Semarchy Email enricher

The Semarchy Email enricher standardizes and improves the quality of email addresses.

Plug-in ID

Semarchy Email Enricher - com.semarchy.engine.plugins.convergence.email

Description

This enricher processes an input email address and splits it into a local-part (username) and a domain name. Any syntax errors in both parts are automatically corrected. Additionally, the domain name validity is verified using MX records lookup. To expedite checks and automated fixes on domain names, the plugin utilizes a domain name cache.

This plug-in is thread-safe and supports parallel execution.

Domain name cache

The plug-in uses several mechanisms for faster checks and automated fixes on domain names:

  • Domain names already checked as valid (based on MX records lookup) are persisted in a domain name cache stored in a datasource. This avoids repeating MX lookups.

  • A list of known domains (e.g., hotmail.com, gmail.com, etc.) is automatically seeded in the hostname validation cache.

  • Common domain mistakes are fixed using a seeded replace list. For example gmai.com is automatically fixed to gmail.com using the cache.

  • Invalid domains are automatically fixed to similar valid domains already present in the cache. For example, semarcyh.com is fixed to semarchy.com as semarchy.com was previously checked as a valid domain name.

For more information about the domain name cache, see Domain name cache.

Plug-in parameters

The following table lists the plug-in parameters.

Parameter name Mandatory Type Description

Datasource

No

String

Name of the datasource used to store the hostname validation cache. This datasource must be configured in the platform.
If no datasource is specified then the data location’s datasource is used.

Lowercase User Name

No

String

Set to 1 to transform the local part (username) to lowercase in the cleansed email address.

Offline Mode

No

String

Set to 1 to query only the local domain cache. The plug-in does not perform the MX records lookup.

Processing Mode

No

String

DATABASE (default) or MEMORY. Memory mode is faster but requires more memory as it caches entirely the hostname validation cache in memory.

Plug-in inputs

The following table lists the plug-in inputs.

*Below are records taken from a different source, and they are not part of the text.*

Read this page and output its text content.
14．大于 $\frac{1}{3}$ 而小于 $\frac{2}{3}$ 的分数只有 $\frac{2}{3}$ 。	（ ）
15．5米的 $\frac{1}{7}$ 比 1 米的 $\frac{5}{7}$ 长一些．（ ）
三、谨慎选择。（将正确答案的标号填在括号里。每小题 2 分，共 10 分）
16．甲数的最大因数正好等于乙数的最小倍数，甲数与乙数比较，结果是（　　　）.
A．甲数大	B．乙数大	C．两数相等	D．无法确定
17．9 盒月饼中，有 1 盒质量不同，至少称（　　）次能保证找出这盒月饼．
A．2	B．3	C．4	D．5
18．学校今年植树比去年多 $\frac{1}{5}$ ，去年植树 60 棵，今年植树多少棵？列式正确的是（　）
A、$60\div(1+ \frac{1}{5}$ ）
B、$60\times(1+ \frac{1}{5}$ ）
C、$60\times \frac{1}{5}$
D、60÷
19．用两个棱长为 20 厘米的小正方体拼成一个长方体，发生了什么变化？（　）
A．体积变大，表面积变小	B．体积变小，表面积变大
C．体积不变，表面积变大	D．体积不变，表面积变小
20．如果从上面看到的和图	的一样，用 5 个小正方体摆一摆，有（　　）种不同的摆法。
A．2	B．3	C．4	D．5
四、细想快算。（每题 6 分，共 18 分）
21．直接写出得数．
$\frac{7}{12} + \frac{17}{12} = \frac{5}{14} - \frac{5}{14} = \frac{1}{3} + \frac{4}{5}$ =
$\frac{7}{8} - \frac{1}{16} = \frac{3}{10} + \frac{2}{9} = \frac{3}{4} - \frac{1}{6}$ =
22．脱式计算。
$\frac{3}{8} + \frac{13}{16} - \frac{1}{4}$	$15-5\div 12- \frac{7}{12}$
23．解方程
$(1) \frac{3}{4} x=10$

Input name Mandatory Type Description

Input Email Address

Yes

String

Input email address to cleanse.

Plug-in outputs

The following table lists the plug-in outputs.

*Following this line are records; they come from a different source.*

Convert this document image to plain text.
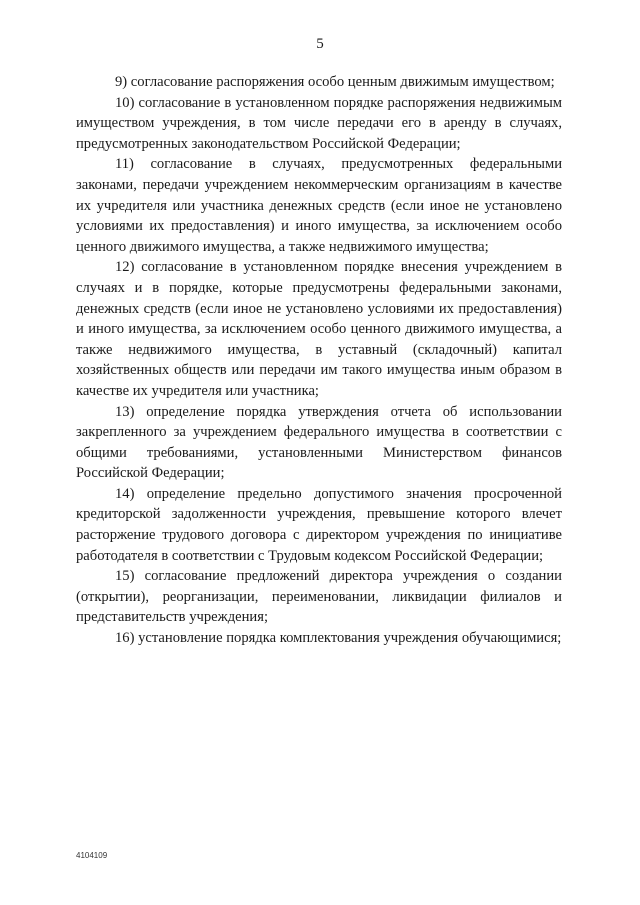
5

9) согласование распоряжения особо ценным движимым имуществом;

10) согласование в установленном порядке распоряжения недвижимым имуществом учреждения, в том числе передачи его в аренду в случаях, предусмотренных законодательством Российской Федерации;

11) согласование в случаях, предусмотренных федеральными законами, передачи учреждением некоммерческим организациям в качестве их учредителя или участника денежных средств (если иное не установлено условиями их предоставления) и иного имущества, за исключением особо ценного движимого имущества, а также недвижимого имущества;

12) согласование в установленном порядке внесения учреждением в случаях и в порядке, которые предусмотрены федеральными законами, денежных средств (если иное не установлено условиями их предоставления) и иного имущества, за исключением особо ценного движимого имущества, а также недвижимого имущества, в уставный (складочный) капитал хозяйственных обществ или передачи им такого имущества иным образом в качестве их учредителя или участника;

13) определение порядка утверждения отчета об использовании закрепленного за учреждением федерального имущества в соответствии с общими требованиями, установленными Министерством финансов Российской Федерации;

14) определение предельно допустимого значения просроченной кредиторской задолженности учреждения, превышение которого влечет расторжение трудового договора с директором учреждения по инициативе работодателя в соответствии с Трудовым кодексом Российской Федерации;

15) согласование предложений директора учреждения о создании (открытии), реорганизации, переименовании, ликвидации филиалов и представительств учреждения;

16) установление порядка комплектования учреждения обучающимися;

4104109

Output name Type Description

Cleansed Email Address

String

Cleansed email address returned by the enricher. This address may be valid or not. The syntactic validity or domain name validity of the email address is indicated in the other plug-in outputs.

Valid Domain

String

Flag (0 or 1) indicating whether the domain name is valid or not (based on syntax and MX records lookup) in the cleansed email address. In Offline mode, this parameter returns 1 or 0 if the domain name appears in the local domain cache as valid or invalid. It returns null if the domain name does not exist in the cache and the MX lookup was not issued.

Valid Domain Syntax

String

Flag (0 or 1) indicating whether the domain name syntax is valid or not in the cleansed email address.

Valid Email Syntax

String

Flag (0 or 1) indicating whether the cleansed email address is syntactically valid or not.

Valid Username Syntax

String

Flag (0 or 1) indicating whether the local-part (user name) syntax is valid or not in the cleansed email address.

Valid Input Domain

String

Flag (0 or 1) indicating whether the domain name is valid or not (based on syntax and MX records lookup) in the input email address. In Offline mode, this parameter returns 1 or 0 if the domain name appears in the local domain cache as valid or invalid. It returns null if the domain name does not exist in the cache and the MX lookup was not issued.

Valid Input Domain Syntax

String

Flag (0 or 1) indicating whether the domain name syntax is valid or not in the input email address.

Valid Input Email Syntax

String

Flag (0 or 1) indicating whether the input email address is syntactically valid or not.

Valid Input Username Syntax

String

Flag (0 or 1) indicating whether the local-part (user name) syntax is valid or not in the input email address.